On one hand, the differences are obvious, as they should be. Hitler attempted a Jewish extermination—Trump claims to be fervently pro-Israel. Hitler made use of directed street violence both before and after his election, whereas Trump has done nothing more than allude to doing so. Whereas Trump is a capitalist, Hitler was a national socialist.

The similarities, on the other hand, are much more subtle. Because of this, I cannot help but feel they are that much more insidious, and speak towards the American people who elected him as much as to the man himself.

Both men share a certain rhetorical flavor. Hitler and Trump have pandered to a group of people feeling disenfranchised by the previous administration, an administration said to be thoroughly corrupt, self-absorbed and incompetent. Only their personal character, a character forged by years of struggle (caring only for the interests of the nation and never for themselves, mind you) could be the solution to the country’s problems.

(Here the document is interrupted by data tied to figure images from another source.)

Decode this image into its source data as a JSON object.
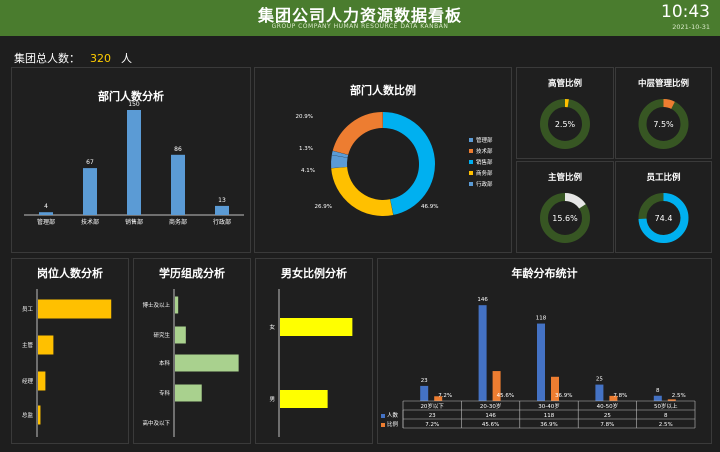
{
  "header": {
    "title": "集团公司人力资源数据看板",
    "subtitle": "GROUP COMPANY HUMAN RESOURCE DATA KANBAN",
    "time": "10:43",
    "date": "2021-10-31"
  },
  "total": {
    "label": "集团总人数：",
    "value": "320",
    "unit": "人"
  },
  "colors": {
    "blue": "#5b9bd5",
    "orange": "#ed7d31",
    "gray": "#a5a5a5",
    "yellow": "#ffc000",
    "ringTrack": "#375623",
    "cyan": "#00b0f0",
    "green": "#a9d18e",
    "brightYellow": "#ffff00",
    "darkBlue": "#4472c4"
  },
  "chart_data": [
    {
      "type": "bar",
      "title": "部门人数分析",
      "categories": [
        "管理部",
        "技术部",
        "销售部",
        "商务部",
        "行政部"
      ],
      "values": [
        4,
        67,
        150,
        86,
        13
      ],
      "ylim": [
        0,
        160
      ]
    },
    {
      "type": "pie",
      "title": "部门人数比例",
      "labels": [
        "管理部",
        "技术部",
        "销售部",
        "商务部",
        "行政部"
      ],
      "values": [
        1.3,
        20.9,
        46.9,
        26.9,
        4.1
      ],
      "value_labels": [
        "1.3%",
        "20.9%",
        "46.9%",
        "26.9%",
        "4.1%"
      ],
      "colors": [
        "#5b9bd5",
        "#ed7d31",
        "#00b0f0",
        "#ffc000",
        "#5b9bd5"
      ],
      "legend_position": "right"
    },
    {
      "type": "pie",
      "title": "高管比例",
      "values": [
        2.5
      ],
      "value_label": "2.5%",
      "color": "#ffc000"
    },
    {
      "type": "pie",
      "title": "中层管理比例",
      "values": [
        7.5
      ],
      "value_label": "7.5%",
      "color": "#ed7d31"
    },
    {
      "type": "pie",
      "title": "主管比例",
      "values": [
        15.6
      ],
      "value_label": "15.6%",
      "color": "#e6e6e6"
    },
    {
      "type": "pie",
      "title": "员工比例",
      "values": [
        74.4
      ],
      "value_label": "74.4",
      "color": "#00b0f0"
    },
    {
      "type": "bar",
      "title": "岗位人数分析",
      "categories": [
        "员工",
        "主管",
        "经理",
        "总监"
      ],
      "values": [
        238,
        50,
        24,
        8
      ],
      "xlim": [
        0,
        260
      ]
    },
    {
      "type": "bar",
      "title": "学历组成分析",
      "categories": [
        "博士及以上",
        "研究生",
        "本科",
        "专科",
        "高中及以下"
      ],
      "values": [
        5,
        17,
        100,
        42,
        0
      ],
      "xlim": [
        0,
        110
      ]
    },
    {
      "type": "bar",
      "title": "男女比例分析",
      "categories": [
        "女",
        "男"
      ],
      "values": [
        193,
        127
      ],
      "xlim": [
        0,
        200
      ]
    },
    {
      "type": "bar",
      "title": "年龄分布统计",
      "categories": [
        "20岁以下",
        "20-30岁",
        "30-40岁",
        "40-50岁",
        "50岁以上"
      ],
      "series": [
        {
          "name": "人数",
          "values": [
            23,
            146,
            118,
            25,
            8
          ]
        },
        {
          "name": "比例",
          "values": [
            7.2,
            45.6,
            36.9,
            7.8,
            2.5
          ]
        }
      ],
      "ratio_labels": [
        "7.2%",
        "45.6%",
        "36.9%",
        "7.8%",
        "2.5%"
      ],
      "ylim": [
        0,
        160
      ]
    }
  ]
}
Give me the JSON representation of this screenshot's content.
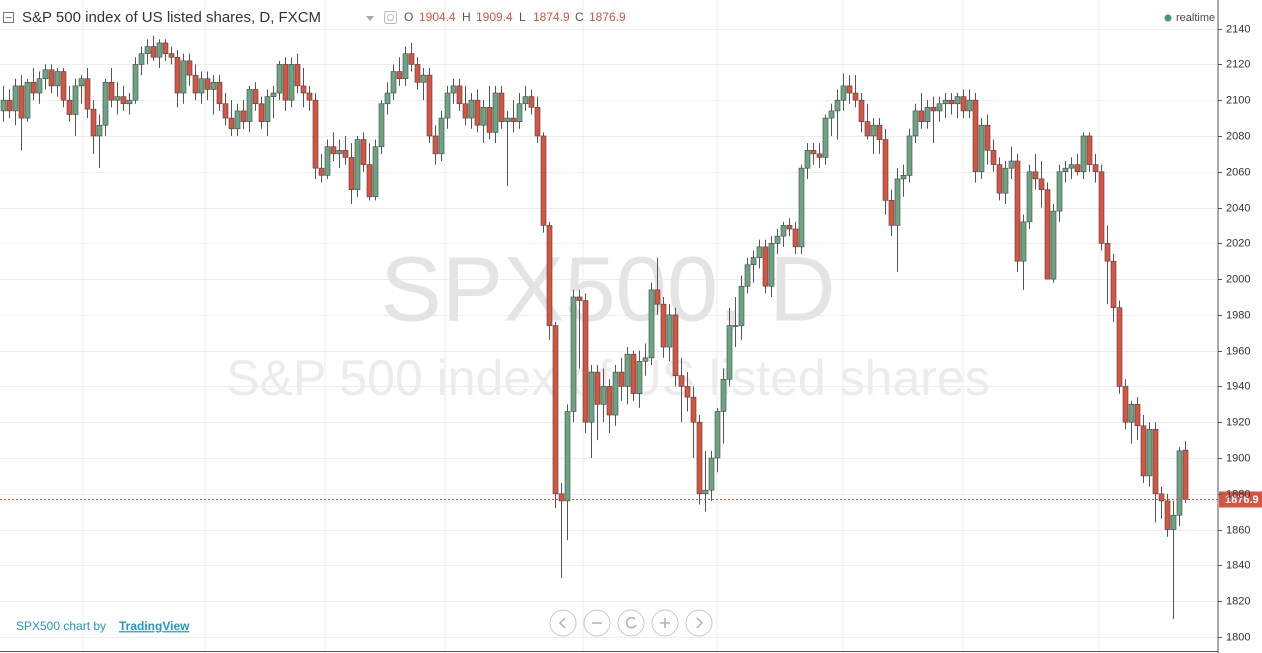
{
  "chart_data": {
    "type": "candlestick",
    "title": "S&P 500 index of US listed shares, D, FXCM",
    "status": "realtime",
    "watermark_symbol": "SPX500, D",
    "watermark_name": "S&P 500 index of US listed shares",
    "credit": "SPX500 chart by",
    "credit_link": "TradingView",
    "ohlc_labels": [
      "O",
      "H",
      "L",
      "C"
    ],
    "up_color": "#6ba583",
    "down_color": "#d75442",
    "ylim": [
      1791,
      2156
    ],
    "yticks": [
      1800,
      1820,
      1840,
      1860,
      1880,
      1900,
      1920,
      1940,
      1960,
      1980,
      2000,
      2020,
      2040,
      2060,
      2080,
      2100,
      2120,
      2140
    ],
    "grid": true,
    "ohlc": [
      [
        2094,
        2108,
        2088,
        2100
      ],
      [
        2100,
        2106,
        2090,
        2094
      ],
      [
        2094,
        2112,
        2086,
        2108
      ],
      [
        2108,
        2114,
        2072,
        2090
      ],
      [
        2090,
        2112,
        2088,
        2110
      ],
      [
        2110,
        2118,
        2100,
        2104
      ],
      [
        2104,
        2116,
        2098,
        2112
      ],
      [
        2112,
        2120,
        2106,
        2117
      ],
      [
        2117,
        2120,
        2104,
        2108
      ],
      [
        2108,
        2118,
        2102,
        2116
      ],
      [
        2116,
        2118,
        2096,
        2100
      ],
      [
        2100,
        2108,
        2088,
        2092
      ],
      [
        2092,
        2112,
        2080,
        2108
      ],
      [
        2108,
        2114,
        2098,
        2112
      ],
      [
        2112,
        2118,
        2090,
        2095
      ],
      [
        2095,
        2100,
        2070,
        2080
      ],
      [
        2080,
        2092,
        2062,
        2086
      ],
      [
        2086,
        2112,
        2080,
        2110
      ],
      [
        2110,
        2118,
        2096,
        2100
      ],
      [
        2100,
        2110,
        2092,
        2102
      ],
      [
        2102,
        2108,
        2094,
        2098
      ],
      [
        2098,
        2104,
        2092,
        2100
      ],
      [
        2100,
        2124,
        2098,
        2120
      ],
      [
        2120,
        2130,
        2114,
        2126
      ],
      [
        2126,
        2134,
        2120,
        2130
      ],
      [
        2130,
        2136,
        2122,
        2124
      ],
      [
        2124,
        2134,
        2118,
        2132
      ],
      [
        2132,
        2134,
        2122,
        2126
      ],
      [
        2126,
        2130,
        2120,
        2124
      ],
      [
        2124,
        2128,
        2096,
        2104
      ],
      [
        2104,
        2126,
        2098,
        2122
      ],
      [
        2122,
        2126,
        2108,
        2114
      ],
      [
        2114,
        2120,
        2100,
        2104
      ],
      [
        2104,
        2116,
        2098,
        2112
      ],
      [
        2112,
        2116,
        2100,
        2106
      ],
      [
        2106,
        2114,
        2092,
        2110
      ],
      [
        2110,
        2114,
        2094,
        2098
      ],
      [
        2098,
        2104,
        2086,
        2090
      ],
      [
        2090,
        2100,
        2080,
        2084
      ],
      [
        2084,
        2098,
        2080,
        2094
      ],
      [
        2094,
        2100,
        2084,
        2088
      ],
      [
        2088,
        2108,
        2082,
        2106
      ],
      [
        2106,
        2110,
        2094,
        2098
      ],
      [
        2098,
        2102,
        2084,
        2088
      ],
      [
        2088,
        2106,
        2080,
        2102
      ],
      [
        2102,
        2108,
        2090,
        2104
      ],
      [
        2104,
        2122,
        2100,
        2120
      ],
      [
        2120,
        2124,
        2094,
        2100
      ],
      [
        2100,
        2124,
        2096,
        2120
      ],
      [
        2120,
        2126,
        2104,
        2108
      ],
      [
        2108,
        2118,
        2096,
        2104
      ],
      [
        2104,
        2108,
        2094,
        2100
      ],
      [
        2100,
        2104,
        2056,
        2062
      ],
      [
        2062,
        2070,
        2054,
        2058
      ],
      [
        2058,
        2078,
        2056,
        2074
      ],
      [
        2074,
        2082,
        2066,
        2070
      ],
      [
        2070,
        2078,
        2062,
        2072
      ],
      [
        2072,
        2080,
        2064,
        2068
      ],
      [
        2068,
        2076,
        2042,
        2050
      ],
      [
        2050,
        2080,
        2046,
        2078
      ],
      [
        2078,
        2082,
        2060,
        2064
      ],
      [
        2064,
        2076,
        2044,
        2046
      ],
      [
        2046,
        2078,
        2044,
        2074
      ],
      [
        2074,
        2100,
        2070,
        2098
      ],
      [
        2098,
        2110,
        2092,
        2104
      ],
      [
        2104,
        2120,
        2100,
        2116
      ],
      [
        2116,
        2124,
        2108,
        2112
      ],
      [
        2112,
        2130,
        2108,
        2126
      ],
      [
        2126,
        2132,
        2116,
        2120
      ],
      [
        2120,
        2124,
        2106,
        2110
      ],
      [
        2110,
        2118,
        2100,
        2114
      ],
      [
        2114,
        2118,
        2076,
        2080
      ],
      [
        2080,
        2086,
        2064,
        2070
      ],
      [
        2070,
        2094,
        2066,
        2090
      ],
      [
        2090,
        2108,
        2084,
        2104
      ],
      [
        2104,
        2112,
        2098,
        2108
      ],
      [
        2108,
        2112,
        2094,
        2098
      ],
      [
        2098,
        2108,
        2086,
        2090
      ],
      [
        2090,
        2104,
        2084,
        2100
      ],
      [
        2100,
        2106,
        2082,
        2086
      ],
      [
        2086,
        2100,
        2076,
        2096
      ],
      [
        2096,
        2108,
        2078,
        2082
      ],
      [
        2082,
        2108,
        2076,
        2104
      ],
      [
        2104,
        2108,
        2084,
        2088
      ],
      [
        2088,
        2094,
        2052,
        2090
      ],
      [
        2090,
        2100,
        2082,
        2088
      ],
      [
        2088,
        2104,
        2084,
        2098
      ],
      [
        2098,
        2108,
        2094,
        2102
      ],
      [
        2102,
        2106,
        2092,
        2096
      ],
      [
        2096,
        2102,
        2076,
        2080
      ],
      [
        2080,
        2082,
        2026,
        2030
      ],
      [
        2030,
        2032,
        1966,
        1974
      ],
      [
        1974,
        1976,
        1872,
        1880
      ],
      [
        1880,
        1886,
        1833,
        1876
      ],
      [
        1876,
        1930,
        1854,
        1926
      ],
      [
        1926,
        1994,
        1920,
        1990
      ],
      [
        1990,
        1994,
        1950,
        1988
      ],
      [
        1988,
        1992,
        1914,
        1920
      ],
      [
        1920,
        1952,
        1900,
        1948
      ],
      [
        1948,
        1952,
        1910,
        1930
      ],
      [
        1930,
        1950,
        1920,
        1940
      ],
      [
        1940,
        1944,
        1914,
        1924
      ],
      [
        1924,
        1952,
        1918,
        1948
      ],
      [
        1948,
        1956,
        1932,
        1940
      ],
      [
        1940,
        1962,
        1930,
        1958
      ],
      [
        1958,
        1960,
        1932,
        1936
      ],
      [
        1936,
        1960,
        1928,
        1954
      ],
      [
        1954,
        1964,
        1946,
        1956
      ],
      [
        1956,
        1998,
        1952,
        1994
      ],
      [
        1994,
        2012,
        1980,
        1986
      ],
      [
        1986,
        1990,
        1956,
        1962
      ],
      [
        1962,
        1986,
        1954,
        1980
      ],
      [
        1980,
        1984,
        1940,
        1946
      ],
      [
        1946,
        1956,
        1920,
        1940
      ],
      [
        1940,
        1948,
        1926,
        1934
      ],
      [
        1934,
        1940,
        1900,
        1920
      ],
      [
        1920,
        1924,
        1874,
        1880
      ],
      [
        1880,
        1904,
        1870,
        1882
      ],
      [
        1882,
        1904,
        1876,
        1900
      ],
      [
        1900,
        1928,
        1892,
        1926
      ],
      [
        1926,
        1950,
        1908,
        1944
      ],
      [
        1944,
        1984,
        1940,
        1974
      ],
      [
        1974,
        1990,
        1962,
        1974
      ],
      [
        1974,
        2002,
        1966,
        1996
      ],
      [
        1996,
        2012,
        1992,
        2008
      ],
      [
        2008,
        2016,
        1998,
        2012
      ],
      [
        2012,
        2022,
        2006,
        2018
      ],
      [
        2018,
        2022,
        1992,
        1996
      ],
      [
        1996,
        2024,
        1990,
        2020
      ],
      [
        2020,
        2028,
        2014,
        2024
      ],
      [
        2024,
        2032,
        2018,
        2030
      ],
      [
        2030,
        2034,
        2024,
        2028
      ],
      [
        2028,
        2032,
        2014,
        2018
      ],
      [
        2018,
        2064,
        2014,
        2062
      ],
      [
        2062,
        2076,
        2056,
        2072
      ],
      [
        2072,
        2076,
        2064,
        2070
      ],
      [
        2070,
        2076,
        2062,
        2068
      ],
      [
        2068,
        2092,
        2064,
        2090
      ],
      [
        2090,
        2098,
        2080,
        2094
      ],
      [
        2094,
        2106,
        2078,
        2100
      ],
      [
        2100,
        2115,
        2094,
        2108
      ],
      [
        2108,
        2114,
        2098,
        2104
      ],
      [
        2104,
        2114,
        2096,
        2100
      ],
      [
        2100,
        2104,
        2082,
        2088
      ],
      [
        2088,
        2098,
        2078,
        2080
      ],
      [
        2080,
        2090,
        2070,
        2086
      ],
      [
        2086,
        2090,
        2070,
        2078
      ],
      [
        2078,
        2084,
        2036,
        2044
      ],
      [
        2044,
        2050,
        2024,
        2030
      ],
      [
        2030,
        2062,
        2004,
        2056
      ],
      [
        2056,
        2064,
        2046,
        2058
      ],
      [
        2058,
        2084,
        2054,
        2080
      ],
      [
        2080,
        2098,
        2076,
        2094
      ],
      [
        2094,
        2104,
        2084,
        2088
      ],
      [
        2088,
        2100,
        2084,
        2096
      ],
      [
        2096,
        2102,
        2076,
        2094
      ],
      [
        2094,
        2102,
        2088,
        2098
      ],
      [
        2098,
        2104,
        2090,
        2100
      ],
      [
        2100,
        2104,
        2092,
        2098
      ],
      [
        2098,
        2104,
        2090,
        2102
      ],
      [
        2102,
        2106,
        2090,
        2094
      ],
      [
        2094,
        2106,
        2090,
        2100
      ],
      [
        2100,
        2104,
        2054,
        2060
      ],
      [
        2060,
        2090,
        2056,
        2086
      ],
      [
        2086,
        2092,
        2064,
        2072
      ],
      [
        2072,
        2078,
        2060,
        2064
      ],
      [
        2064,
        2068,
        2044,
        2048
      ],
      [
        2048,
        2066,
        2042,
        2062
      ],
      [
        2062,
        2074,
        2056,
        2066
      ],
      [
        2066,
        2070,
        2004,
        2010
      ],
      [
        2010,
        2036,
        1994,
        2032
      ],
      [
        2032,
        2064,
        2028,
        2060
      ],
      [
        2060,
        2070,
        2050,
        2056
      ],
      [
        2056,
        2066,
        2040,
        2050
      ],
      [
        2050,
        2054,
        2000,
        2000
      ],
      [
        2000,
        2042,
        1998,
        2038
      ],
      [
        2038,
        2064,
        2032,
        2060
      ],
      [
        2060,
        2066,
        2054,
        2062
      ],
      [
        2062,
        2068,
        2056,
        2064
      ],
      [
        2064,
        2070,
        2058,
        2060
      ],
      [
        2060,
        2082,
        2056,
        2080
      ],
      [
        2080,
        2082,
        2060,
        2064
      ],
      [
        2064,
        2070,
        2054,
        2060
      ],
      [
        2060,
        2064,
        2016,
        2020
      ],
      [
        2020,
        2030,
        1986,
        2010
      ],
      [
        2010,
        2014,
        1976,
        1984
      ],
      [
        1984,
        1988,
        1936,
        1940
      ],
      [
        1940,
        1944,
        1916,
        1920
      ],
      [
        1920,
        1932,
        1908,
        1930
      ],
      [
        1930,
        1934,
        1910,
        1918
      ],
      [
        1918,
        1924,
        1886,
        1890
      ],
      [
        1890,
        1920,
        1884,
        1916
      ],
      [
        1916,
        1920,
        1864,
        1880
      ],
      [
        1880,
        1884,
        1866,
        1876
      ],
      [
        1876,
        1880,
        1856,
        1860
      ],
      [
        1860,
        1876,
        1810,
        1868
      ],
      [
        1868,
        1906,
        1862,
        1904
      ],
      [
        1904.4,
        1909.4,
        1874.9,
        1876.9
      ]
    ]
  }
}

Trump’s grand statements of building a big, beautiful wall, about him being the best, most and greatest at whatever he does and about his unique vision being the only solution speaks more to emotion and nationalism than reason, and reminds me of another leader whose speeches preyed on the exact same things.

In the humble opinion of a writer only mildly abreast of current politics, Donald Trump is not a catastrophe: he is a warning. He is a single step down a slippery slope that I fear most people fail to see. He is a demonstration of democracy’s fatal flaw: demagoguery.

While some things change, others stay the same. Whether America chooses to build walls or not, whether our president is republican or democrat, black, white or orange, the best defense democracy has against the self-serving leader is an intelligent, well-informed populace.